Repeating the transformer block N times, with each layer building on the output of the previous one.

Stacking identical transformer blocks is what makes a deep transformer powerful. Even a small stack — a handful of layers, say 3 — already shows the idea, and each layer receives the output of the layer before it. Layer 0 reads the embedded input token and produces a refined hidden state. Layer 1 reads that hidden state (and applies attention over all previous tokens) and produces a further refinement. By the last layer the model has had one pass per layer to read and transform the input, accumulating information and structure. Early layers often learn simple patterns (e.g., which character tends to follow which), while later layers compose those into longer-range structure. The stack is the main source of the model's expressiveness: a single layer can do only what it learns; several layers can compose those learnings, each specialising and delegating to the next. Production LLMs push the same idea to dozens or hundreds of layers.

Depth comes at a cost in parameters and computation, but provides rewards in capability. A 1-layer transformer cannot reason as deeply as a many-layer one, no matter how wide (how many parameters per layer). The residual additions between layers are what make deep stacks trainable: without them, gradients would vanish as they backpropagate through the matrix multiplications of every layer. With them, gradients can "shortcut" directly from the output back to any layer, so even very deep networks learn well. The stack is the heart of the transformer's depth.

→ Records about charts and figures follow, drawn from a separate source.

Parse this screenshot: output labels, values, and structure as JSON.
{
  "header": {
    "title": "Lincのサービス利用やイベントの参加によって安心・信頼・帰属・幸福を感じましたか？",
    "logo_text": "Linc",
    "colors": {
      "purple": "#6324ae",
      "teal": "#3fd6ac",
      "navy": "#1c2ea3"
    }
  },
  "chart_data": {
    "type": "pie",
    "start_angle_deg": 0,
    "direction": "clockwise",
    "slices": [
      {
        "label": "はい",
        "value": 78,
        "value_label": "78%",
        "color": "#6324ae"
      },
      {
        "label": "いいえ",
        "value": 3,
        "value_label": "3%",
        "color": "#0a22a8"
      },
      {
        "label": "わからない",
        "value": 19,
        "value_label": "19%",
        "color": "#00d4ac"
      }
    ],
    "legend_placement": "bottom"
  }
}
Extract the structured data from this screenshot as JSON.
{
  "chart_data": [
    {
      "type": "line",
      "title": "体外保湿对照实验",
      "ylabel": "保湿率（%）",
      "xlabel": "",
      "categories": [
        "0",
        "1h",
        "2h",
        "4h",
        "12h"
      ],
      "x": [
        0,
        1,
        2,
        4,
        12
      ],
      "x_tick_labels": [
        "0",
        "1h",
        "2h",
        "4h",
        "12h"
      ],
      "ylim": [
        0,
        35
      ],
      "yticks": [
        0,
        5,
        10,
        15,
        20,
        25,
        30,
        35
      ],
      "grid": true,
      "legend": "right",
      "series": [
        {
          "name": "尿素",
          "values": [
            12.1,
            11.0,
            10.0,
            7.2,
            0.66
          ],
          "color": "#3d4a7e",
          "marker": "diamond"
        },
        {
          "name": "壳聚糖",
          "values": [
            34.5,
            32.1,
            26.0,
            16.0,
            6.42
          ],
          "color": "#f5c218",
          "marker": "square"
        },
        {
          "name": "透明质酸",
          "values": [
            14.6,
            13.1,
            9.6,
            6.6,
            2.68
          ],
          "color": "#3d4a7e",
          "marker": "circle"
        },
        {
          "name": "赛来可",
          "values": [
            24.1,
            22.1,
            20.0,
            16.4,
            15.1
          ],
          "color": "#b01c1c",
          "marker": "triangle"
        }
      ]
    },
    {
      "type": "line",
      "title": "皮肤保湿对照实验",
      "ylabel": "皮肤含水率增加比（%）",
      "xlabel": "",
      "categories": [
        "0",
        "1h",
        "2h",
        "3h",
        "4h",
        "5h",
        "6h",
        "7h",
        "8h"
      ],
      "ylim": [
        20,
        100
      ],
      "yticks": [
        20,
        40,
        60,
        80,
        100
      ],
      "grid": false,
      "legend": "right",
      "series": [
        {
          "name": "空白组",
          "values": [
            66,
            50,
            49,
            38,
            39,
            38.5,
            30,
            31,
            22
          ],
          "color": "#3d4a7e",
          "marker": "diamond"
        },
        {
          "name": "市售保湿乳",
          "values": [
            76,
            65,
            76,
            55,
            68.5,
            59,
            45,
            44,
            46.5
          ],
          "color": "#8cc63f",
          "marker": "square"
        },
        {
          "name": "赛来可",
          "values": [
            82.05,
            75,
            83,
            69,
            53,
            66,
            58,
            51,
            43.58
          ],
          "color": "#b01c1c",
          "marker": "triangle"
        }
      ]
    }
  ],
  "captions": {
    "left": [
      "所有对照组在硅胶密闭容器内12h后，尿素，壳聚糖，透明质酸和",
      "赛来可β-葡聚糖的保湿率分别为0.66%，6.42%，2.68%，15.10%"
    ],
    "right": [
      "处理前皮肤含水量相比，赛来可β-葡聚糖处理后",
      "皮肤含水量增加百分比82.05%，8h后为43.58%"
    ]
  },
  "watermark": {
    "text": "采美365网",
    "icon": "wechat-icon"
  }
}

In the diagram, the stack appears as a sequence of transformer blocks, left-to-right. The input token enters on the left, flows through Block 0, then Block 1, and so on, exiting Block N-1 on the right. The pulse marks which block is currently active as you generate. Residual streams (the horizontal lines) connect each block to the next; the hidden state evolves as it moves right. You can pause generation, zoom in on any layer, and see the actual activations flowing through — the intermediate vectors the model computed at that stage.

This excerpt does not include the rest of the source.